Results: A total of 407 participants with 407 lesions were included and categorized into the ovarian endometriomas group (n = 200) and the dermoid cyst group (n = 207). In the test cohort, Logistic Regression (LR) achieved the highest area under curve (AUC) value (0.981, 95% CI: 0.963-1.000), the highest accuracy (94.8%), and the highest sensitivity (95.5%), while LightGBM achieved the highest specificity (97.1%). A nomogram incorporating both clinical features and radiomic features achieved the highest level of performance (AUC: 0.987, 95% CI: 0.967-1.000, accuracy: 95.1%, sensitivity: 88.0%, specificity: 100.0%, PPV: 100.0%, NPV: 88.0%, precision: 93.6%). No statistical difference in diagnostic performance was observed between the radiomic model and the nomogram (P > 0.05). The diagnostic indexes of radiomic model were comparable to that of senior radiologists and superior to that of junior radiologist. The diagnostic performance of junior radiologists significantly improved with the assistance of the model.
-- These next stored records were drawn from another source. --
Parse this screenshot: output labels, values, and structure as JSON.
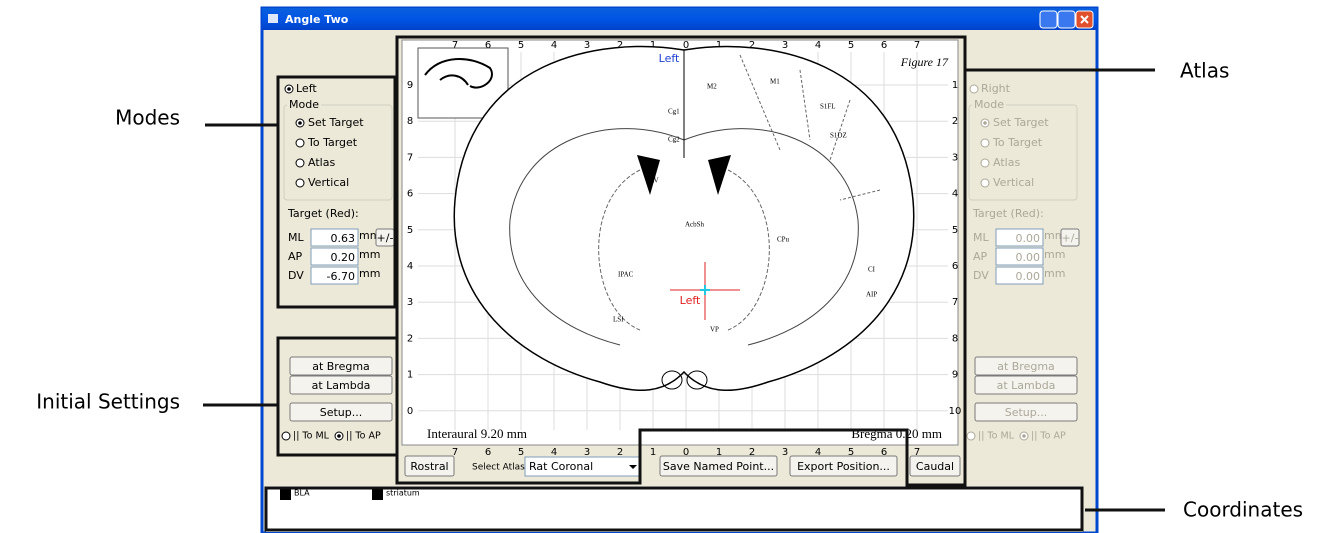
{
  "window": {
    "title": "Angle Two"
  },
  "callouts": {
    "modes": "Modes",
    "initial_settings": "Initial Settings",
    "atlas": "Atlas",
    "coordinates": "Coordinates"
  },
  "left_panel": {
    "side": "Left",
    "mode_title": "Mode",
    "modes": [
      "Set Target",
      "To Target",
      "Atlas",
      "Vertical"
    ],
    "target_title": "Target (Red):",
    "fields": [
      {
        "label": "ML",
        "value": "0.63",
        "unit": "mm"
      },
      {
        "label": "AP",
        "value": "0.20",
        "unit": "mm"
      },
      {
        "label": "DV",
        "value": "-6.70",
        "unit": "mm"
      }
    ],
    "plus_minus": "+/-",
    "buttons": [
      "at Bregma",
      "at Lambda",
      "Setup..."
    ],
    "orientation": [
      "|| To ML",
      "|| To AP"
    ]
  },
  "right_panel": {
    "side": "Right",
    "mode_title": "Mode",
    "modes": [
      "Set Target",
      "To Target",
      "Atlas",
      "Vertical"
    ],
    "target_title": "Target (Red):",
    "fields": [
      {
        "label": "ML",
        "value": "0.00",
        "unit": "mm"
      },
      {
        "label": "AP",
        "value": "0.00",
        "unit": "mm"
      },
      {
        "label": "DV",
        "value": "0.00",
        "unit": "mm"
      }
    ],
    "plus_minus": "+/-",
    "buttons": [
      "at Bregma",
      "at Lambda",
      "Setup..."
    ],
    "orientation": [
      "|| To ML",
      "|| To AP"
    ]
  },
  "atlas": {
    "top_ticks": [
      7,
      6,
      5,
      4,
      3,
      2,
      1,
      0,
      1,
      2,
      3,
      4,
      5,
      6,
      7
    ],
    "left_ticks": [
      9,
      8,
      7,
      6,
      5,
      4,
      3,
      2,
      1,
      0
    ],
    "right_ticks": [
      1,
      2,
      3,
      4,
      5,
      6,
      7,
      8,
      9,
      10
    ],
    "bottom_ticks": [
      7,
      6,
      5,
      4,
      3,
      2,
      1,
      0,
      1,
      2,
      3,
      4,
      5,
      6,
      7
    ],
    "figure": "Figure 17",
    "midline_label": "Left",
    "target_label": "Left",
    "interaural": "Interaural 9.20 mm",
    "bregma": "Bregma 0.20 mm",
    "regions": [
      "M2",
      "M1",
      "S1FL",
      "S1DZ",
      "Cg1",
      "Cg2",
      "CPu",
      "LV",
      "AcbSh",
      "IPAC",
      "CI",
      "AIP",
      "LSI",
      "VP"
    ]
  },
  "controls": {
    "rostral": "Rostral",
    "select_atlas": "Select Atlas",
    "atlas_choice": "Rat Coronal",
    "save": "Save Named Point...",
    "export": "Export Position...",
    "caudal": "Caudal"
  },
  "legend": [
    "BLA",
    "striatum"
  ]
}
Conclusion: This ultrasound radiomics-based model demonstrated superior diagnostic performance compared to those of junior radiologists and comparable diagnostic performance to those of senior radiologists, and it has the potential to enhance the diagnostic performance of junior radiologists.

Keywords: artificial intelligence; machine learning; ovarian dermoid cyst; ovarian endometrioma; ultrasound radiomics.

Grants and funding

The author(s) declare financial support was received for the research, authorship, and/or publication of this article. This research was funded by National Natural Science Foundation of China (No. 62001302), Guangdong Basic and Applied Basic Research Foundation (No. 2021A1515011348), Shenzhen Engineering Research Center of Multi-modal Fusion medical intelligent Diagnosis Technology (XMHT20220104016), and General Project of the Science and Technology Innovation Committee of Shenzhen (JCYJ20190814110207603 and JCYJ20220530154600001).